Using the liquids from MAGNELIQ fully optical rotation and electric current sensors were developed. First was a miniature all-silica fiber optic contact-free angular position sensor. The system uses a small amount of magneto-optic liquid that becomes birefringent when exposed to a magnetic field. We have also developed a miniature optical sensor that measures electrical current with high precision. This innovative device works by detecting the magnetic field created around a wire carrying electricity. We have also developed a method to fill these tiny all-silica micro cells with just nanoliters of the magneto-optic liquid, while using minimal amounts in the manufacturing process. This technology offers significant improvements in temperature management and packaging efficiency, making it practical for a wide range of applications where precise current measurements are needed.
For the robotic applications, a multi-contact distributed tactile sensor was designed from the novel ME liquid. The novel material, being a liquid, allows for the sensor to be shaped around complex geometries such as those of a human fingertip. This makes it particularly suitable for advanced robotics applications. The ability of the sensor to measure forces in 3D for a matrix of points on the sensor surface enables the implementation of advanced manipulation strategies, a key element for the deployment of AI-driven robots in unstructured environments.

We go beyond the state of the art by merging ab-initio calculations and phenomenological models into a multiscale modelling framework to develop and describe new ME materials. New ME-liquid-enabled technologies offer sensing possibilities by enabling contactless and remote operation, low energy consumption, wireless signal transmission, distributed sensing, and miniaturisation.
The results of the project with potential scientific and technological impact are:
1. A ME liquid, i.e. a novel material needed for the development of new sensor technologies.
2. A new hybridisation technology for the first magnetically and electrically polar Janus nanohybrids was developed. The same technology is suitable for the realisation of the advanced applications of Janus particles, e.g.
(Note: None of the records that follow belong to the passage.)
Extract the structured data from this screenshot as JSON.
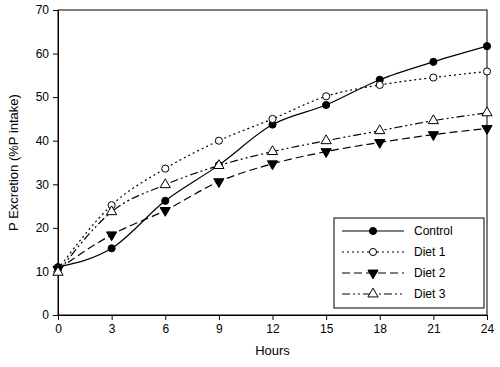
{
  "chart_data": {
    "type": "line",
    "x_label": "Hours",
    "y_label": "P Excretion (%P intake)",
    "x": [
      0,
      3,
      6,
      9,
      12,
      15,
      18,
      21,
      24
    ],
    "series": [
      {
        "name": "Control",
        "color": "#000000",
        "marker": "circle",
        "line_style": "solid",
        "values": [
          11,
          15.3,
          26.2,
          34.4,
          43.7,
          48.2,
          54,
          58.1,
          61.7
        ]
      },
      {
        "name": "Diet 1",
        "color": "#000000",
        "marker": "circle-open",
        "line_style": "dotted",
        "values": [
          10.5,
          25.2,
          33.6,
          40,
          45,
          50.2,
          52.8,
          54.5,
          55.9
        ]
      },
      {
        "name": "Diet 2",
        "color": "#000000",
        "marker": "triangle-down",
        "line_style": "dashed",
        "values": [
          10.5,
          18.4,
          24,
          30.6,
          34.7,
          37.5,
          39.6,
          41.4,
          42.8
        ]
      },
      {
        "name": "Diet 3",
        "color": "#000000",
        "marker": "triangle-open",
        "line_style": "dashdotdot",
        "values": [
          9.8,
          23.7,
          29.9,
          34.3,
          37.5,
          40,
          42.3,
          44.6,
          46.4
        ]
      }
    ],
    "xlim": [
      0,
      24
    ],
    "xticks": [
      0,
      3,
      6,
      9,
      12,
      15,
      18,
      21,
      24
    ],
    "ylim": [
      0,
      70
    ],
    "yticks": [
      0,
      10,
      20,
      30,
      40,
      50,
      60,
      70
    ],
    "grid": false,
    "legend": "lower right"
  }
}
ME-switchable displays and catalysts, e-paper, and multimodal (bio)sensing.
3. New organic ligands tailored for realizing the ME-NPLs with combined multiple functionalities and the related new synthetic protocols are useful for the hybridization of other inorganic nanoparticles for a wide range of applications, e.g. in microelectronics, solar cells, ecology, sensors, medical diagnostics, and therapy.
4. The new multiscale modelling code developed within the project is important for: (i) Future directions in materials hybridisation and advancements in sensing-enabling. (ii) Data on the interaction energies between the surface Fe3+ ions with organics and directions for the design of electrically sensitive organics. (iii) The data on the colloidal interactions of Janus ME hybrids can support the realisation of future applications involving Janus particles (point 2 above).
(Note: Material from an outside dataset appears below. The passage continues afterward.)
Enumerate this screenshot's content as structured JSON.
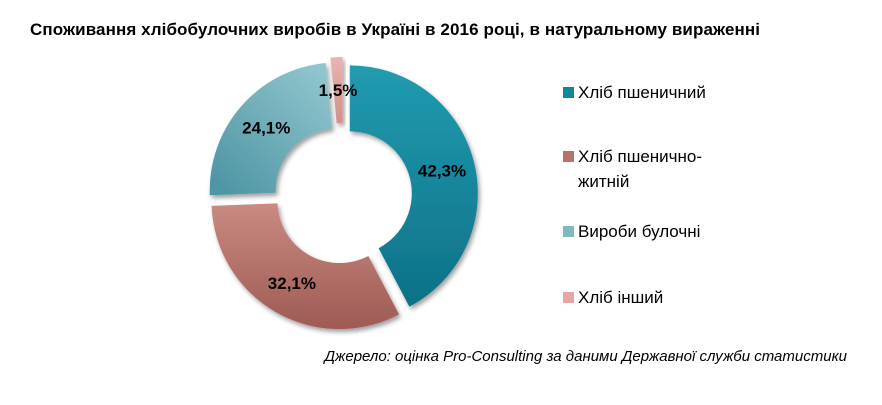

5. The successful demonstration of the ME liquid in integrated, distributed sensors will trigger the development of a new family of sensors that will transform technology and society, allowing unprecedented industrial applications, including advanced manufacturing, mobility, power management, robotics, microfluidics, and bio-medical systems.
MAGNELIQ contributed to research and innovation capacity across Europe by the involvement of excellent and ambitious young researchers (postdoctoral researchers, PhD students, MSc, and BSc). The project also involved an ambitious R&D SME, Prensilia (PRE), as a research partner. PRE is promoting the industry-academia cross-fertilisation and intends to increase Europe's market share in industrial and service robotics.